Dear Bullies
I recently listened to the Fleurish podcast with Whitney Simmons on mental health (you can listen to it here). It is an awesome discussion about being an influencer and the effects on mental health it can have. Whitney talks about online bullying and the hate comments she gets on her content. She also goes on to talk about the death of her close friend and the anxiety and depression diagnosis she received following his passing. Hearing her speak about difficult topics and her road to recovery is powerful. Whitney Simmons has been a personal role model to me, and I find her content on both YouTube and Instagram to be educational, empowering, motivating, and just plain entertaining! To hear her speak about people on the internet being mean to her makes me frustrated, confused, and angry. Just like everyone else, influencers feel emotions and go through difficult life circumstances (even if we don’t see it online).

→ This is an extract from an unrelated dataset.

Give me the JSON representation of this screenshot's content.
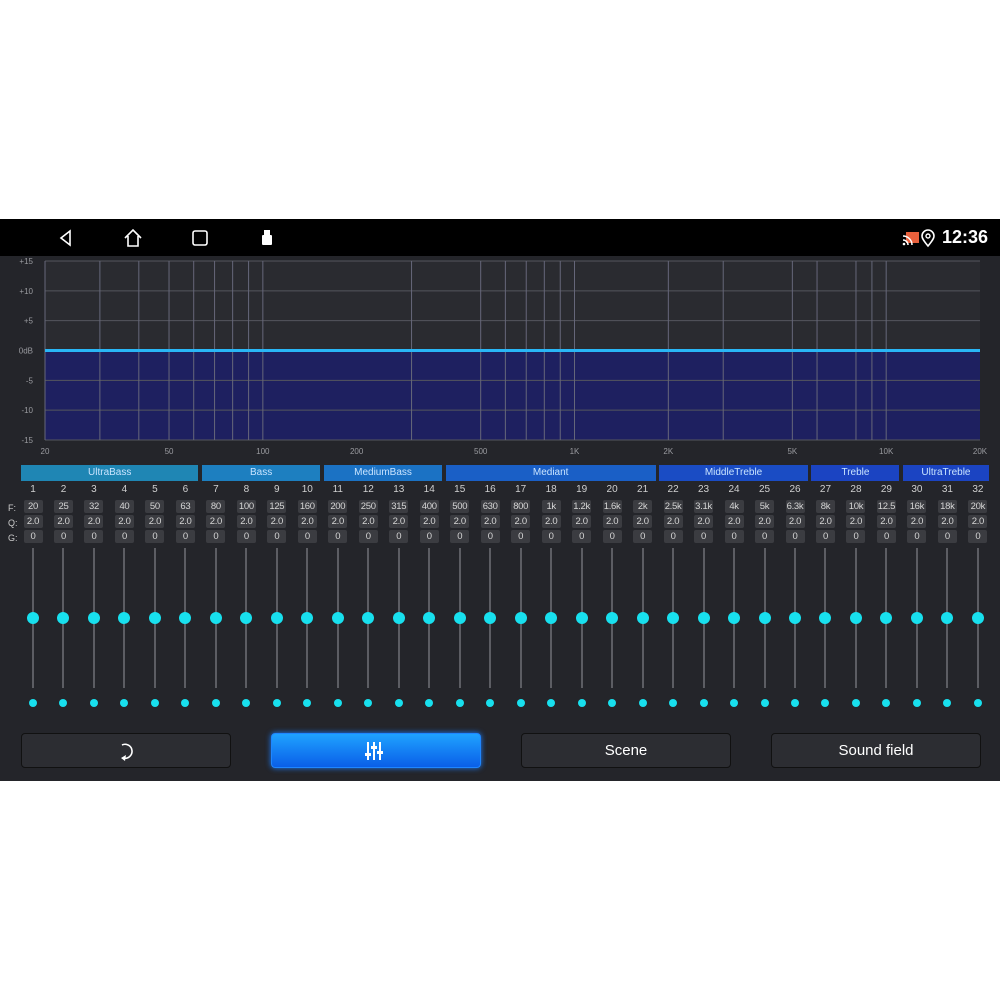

With regards to their discussion around the bully, I found myself recognizing that nobody addresses the bully. It sounds strange but how can we reduce bullying if we don’t talk about the bully. In the podcast they discuss what it is like to be the victim of bullying and question how anyone could put that kind of negative energy onto someone else. Everyone has probably said something mean out of anger or low self-esteem or some other negative emotion. The reason a bully takes the time to be negative is because they have that negativity built up inside them and it must be let out. A fast way to make yourself feel better is to look at someone doing worse than you. Being a bully is a quick self-esteem boost because you get to feel powerful and look at someone feeling worse than you. If you are a bully or if you have ever bullied someone, this might resonate with you. It is okay to recognize times that you were hurting and so you hurt someone else to alleviate your negative emotions. What matters is how you act in the future because of this recognition.
So how do you recognize if you are being a bully? Are you putting others down to make yourself feel better? Do you find yourself saying things to others that you wouldn’t want someone to say to you? Do you react to difficult emotions by using harsh words or actions towards others? If you think you might be using bullying as a way to cope with your emotions, there’s a few things you can try. Is there a better way that you can communicate your needs? If you are lonely, make plans with friends. If you are feeling low self-esteem, try complimenting people and change the way you talk to yourself. Painful emotions can be hard to deal with. We live in a world where anger is more acceptable than crying and saying you’re struggling. Therapists can be a great way to tackle some of these difficult emotions and work towards self-growth. But if you aren’t there yet, it’s okay, self-reflection, doing things that make you feel fulfilled, and finding ways to let your emotions out that don’t hurt yourself or others are ways to cope. Things like going to the gym, journaling, and creating art can be outlets for those tough and painful emotions.
If people have hurt you, it can be easy to pass on that hurt to others and continue the cycle of hurt. However, we have the choice to make changes that break the cycle and can heal your life and others.